If you’ve been following the news over the last few weeks, you’ll know that among runs on things like toilet paper and dry food, Americans have also been buying up firearms and ammunition at much higher than normal rates. Just how much higher? Well, let us attempt to put things into perspective for you.
With several states actively releasing prisoners back into society for fear of COVID-19 ravaging jails/prisons and concerns about the availability of food and basic goods, along with a rising unemployment rate, Americans are clearly worried about a spike in violent crime associated with the pandemic.
According to Statista, a statistics tracking website/database, there were just under 2.4 million military members in the United States in 2019. This includes all branches, active duty and reserve/national guard.
Well, it looks like in the month of March 2020 alone, Americans bought enough firearms to arm the entire military with small arms.
According to a press release by Small Arms Analytics, estimates that nearly 2.6 million firearms were sold in the month of March. This includes handguns, long guns, and shotguns.
Based on anecdotal feedback from gunshop owners and workers, it would seem that unlike prior high purchase months, this current dash to the gun store has largely been driven by first time gun buyers who suddenly feel the need to take their own self protection more seriously. Studies have shown that prior high purchase months were driven by current gun owners who were concerned about current politics and potential new restrictions on firearms.
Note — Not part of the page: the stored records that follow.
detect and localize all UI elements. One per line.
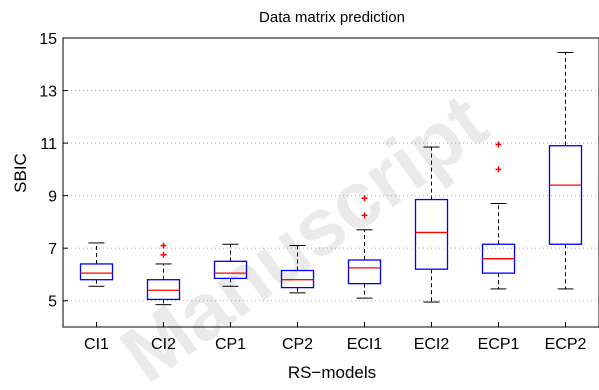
x-tick-label: CP2 xyxy=(282,336,313,353)
outlier-point xyxy=(160,251,167,258)
box-cp1 xyxy=(213,243,248,287)
outlier-point xyxy=(361,195,368,202)
x-tick-label: ECI2 xyxy=(414,336,450,353)
x-tick-label: ECP2 xyxy=(545,336,587,353)
box-iqr xyxy=(548,145,583,245)
y-tick-label: 15 xyxy=(39,31,57,48)
box-layer xyxy=(79,51,583,306)
box-ci2 xyxy=(146,242,181,306)
plot-frame xyxy=(62,37,599,328)
y-tick-label: 13 xyxy=(39,84,57,101)
x-tick-label: ECI1 xyxy=(347,336,383,353)
box-iqr xyxy=(280,269,315,289)
box-iqr xyxy=(79,263,114,281)
x-tick-label: ECP1 xyxy=(478,336,520,353)
y-tick-label: 5 xyxy=(48,294,57,311)
y-tick-label: 11 xyxy=(40,136,57,153)
box-ecp2 xyxy=(548,51,583,290)
box-iqr xyxy=(414,198,449,270)
box-ci1 xyxy=(79,242,114,287)
tick-layer: 5 7 9 11 13 15 CI1 CI2 CP1 CP2 ECI1 ECI2 ECP1 ECP2 xyxy=(39,31,586,353)
x-tick-label: CI1 xyxy=(84,336,109,353)
box-cp2 xyxy=(280,245,315,294)
y-axis-title: SBIC xyxy=(11,153,30,193)
outlier-point xyxy=(495,166,502,173)
outlier-point xyxy=(160,242,167,249)
box-eci1 xyxy=(347,195,382,299)
y-tick-label: 7 xyxy=(48,241,57,258)
chart-title: Data matrix prediction xyxy=(259,9,405,26)
box-ecp1 xyxy=(481,141,516,290)
outlier-point xyxy=(361,212,368,219)
box-iqr xyxy=(146,279,181,301)
box-iqr xyxy=(347,259,382,285)
x-tick-label: CI2 xyxy=(151,336,176,353)
outlier-point xyxy=(495,141,502,148)
box-iqr xyxy=(213,260,248,280)
x-tick-label: CP1 xyxy=(215,336,246,353)
box-eci2 xyxy=(414,146,449,303)
y-tick-label: 9 xyxy=(48,189,57,206)
x-axis-title: RS−models xyxy=(288,363,376,382)
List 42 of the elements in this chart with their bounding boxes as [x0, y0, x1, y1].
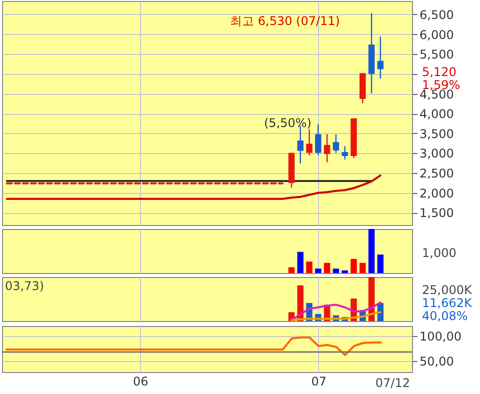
text: 11,662K: [422, 296, 473, 310]
y-tick-label: 2,500: [420, 166, 454, 181]
y-tick-label: 3,000: [420, 146, 454, 161]
annotation: 최고 6,530 (07/11): [230, 14, 340, 28]
y-tick-label: 6,000: [420, 28, 454, 42]
y-tick-label: 5,500: [420, 48, 454, 62]
y-tick-label: 50,00: [420, 354, 454, 368]
line-series: [6, 174, 382, 200]
y-tick-label: 6,500: [420, 8, 454, 22]
annotation: 03,73): [5, 279, 44, 293]
bar: [342, 270, 348, 273]
bar: [332, 268, 340, 273]
candlestick: [377, 36, 384, 80]
y-tick-label: 100,00: [420, 330, 462, 344]
text: 5,120: [422, 65, 456, 79]
candlestick: [324, 134, 330, 163]
line-series: [5, 336, 382, 356]
bar: [324, 262, 330, 273]
y-tick-label: 1,500: [420, 206, 454, 220]
bar: [368, 229, 375, 273]
y-tick-label: 4,000: [420, 107, 454, 122]
y-tick-label: 2,000: [420, 186, 454, 200]
bar: [360, 262, 366, 273]
text: 25,000K: [422, 283, 473, 297]
text: 40,08%: [422, 309, 468, 323]
candlestick: [332, 134, 340, 154]
candlestick: [315, 124, 322, 156]
candlestick: [306, 128, 312, 156]
bar: [288, 267, 295, 273]
text: 1,000: [422, 246, 456, 260]
text: 1,59%: [422, 78, 460, 92]
candlestick: [342, 146, 348, 160]
y-tick-label: 3,500: [420, 126, 454, 141]
text: 07/12: [375, 376, 410, 390]
bar: [377, 254, 384, 273]
bar: [350, 258, 357, 273]
annotation: (5,50%): [264, 116, 312, 130]
x-tick-label: 06: [133, 374, 148, 388]
bar: [315, 268, 322, 273]
x-tick-label: 07: [311, 374, 327, 388]
bar: [306, 262, 312, 273]
bar: [297, 252, 304, 273]
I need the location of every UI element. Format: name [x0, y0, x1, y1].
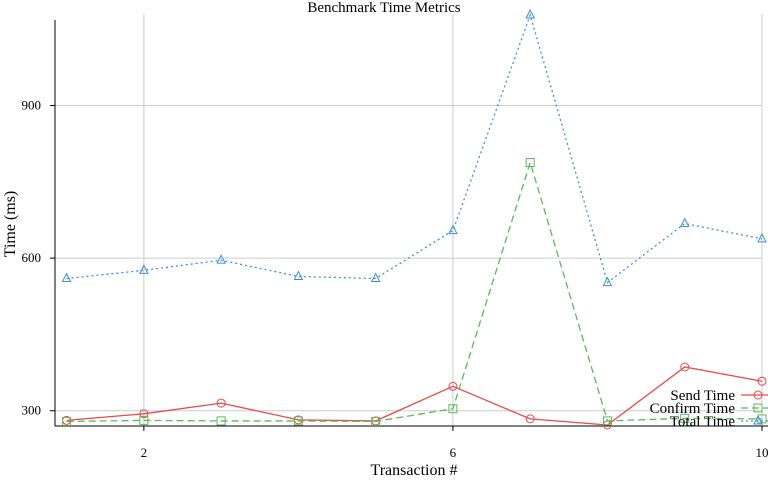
square-marker	[680, 413, 690, 423]
triangle-marker	[216, 254, 226, 264]
triangle-marker	[448, 224, 458, 235]
chart-title: Benchmark Time Metrics	[307, 0, 460, 16]
legend-item: Total Time	[670, 414, 768, 430]
x-tick-label: 10	[756, 445, 768, 460]
y-axis-label: Time (ms)	[2, 191, 19, 258]
circle-marker	[448, 381, 458, 391]
legend-label: Send Time	[670, 388, 735, 404]
x-tick-label: 2	[141, 445, 148, 460]
legend-item: Send Time	[670, 388, 768, 404]
circle-marker	[216, 398, 226, 408]
series-confirm-time	[62, 158, 767, 426]
axes: 2 6 10 300 600 900	[22, 20, 768, 460]
x-tick-label: 6	[450, 445, 457, 460]
circle-marker	[680, 362, 690, 372]
triangle-marker	[61, 272, 72, 282]
square-marker	[757, 414, 767, 424]
triangle-marker	[753, 414, 763, 425]
square-marker	[293, 416, 303, 426]
y-tick-label: 600	[22, 250, 42, 265]
triangle-marker	[602, 276, 613, 287]
legend-item: Confirm Time	[650, 401, 768, 417]
triangle-marker	[679, 217, 690, 228]
series-group	[61, 8, 767, 430]
square-marker	[62, 416, 72, 426]
triangle-marker	[139, 264, 149, 274]
square-marker	[139, 415, 149, 425]
series-line	[66, 160, 763, 423]
square-marker	[448, 404, 458, 414]
square-marker	[525, 158, 535, 168]
series-line	[66, 366, 763, 426]
y-tick-label: 900	[22, 98, 42, 113]
circle-marker	[139, 409, 149, 419]
circle-marker	[525, 414, 535, 424]
triangle-marker	[293, 270, 304, 280]
y-tick-label: 300	[22, 403, 42, 418]
triangle-marker	[757, 232, 767, 243]
x-axis-label: Transaction #	[371, 462, 458, 479]
square-marker	[371, 416, 381, 426]
triangle-marker	[525, 8, 536, 19]
square-marker	[216, 416, 226, 426]
circle-marker	[757, 376, 767, 386]
grid	[55, 14, 763, 426]
triangle-marker	[370, 272, 381, 282]
square-marker	[753, 403, 763, 413]
legend-label: Total Time	[670, 414, 736, 430]
series-total-time	[61, 8, 767, 287]
circle-marker	[753, 390, 763, 400]
square-marker	[602, 416, 612, 426]
legend-label: Confirm Time	[650, 401, 736, 417]
series-line	[66, 12, 763, 284]
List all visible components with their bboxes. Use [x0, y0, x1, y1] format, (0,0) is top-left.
“We have seen an absolutely enormous spurt in handgun sales,” said Jurgen Brauer, chief economist for the firm to NBC News. “You have state-by-state variations, but for the nation as a whole, an absolutely unprecedented boost in handgun acquisition.”
“People are worried with law enforcement stretched to the maximum, now responding to only selected calls,” he said. “They realize that when bad things happen, it’s going to be up to them to be able to defend themselves and their families.”
This shatters the prior month record following the election of President Barack Obama to a second term and the Sandy Hook school shooting.
To date, COVID-19 has infected over 500,000 Americans and killed over 21,000. New York remains the hardest hit by the virus, but other hot spots continue to pop up around the country.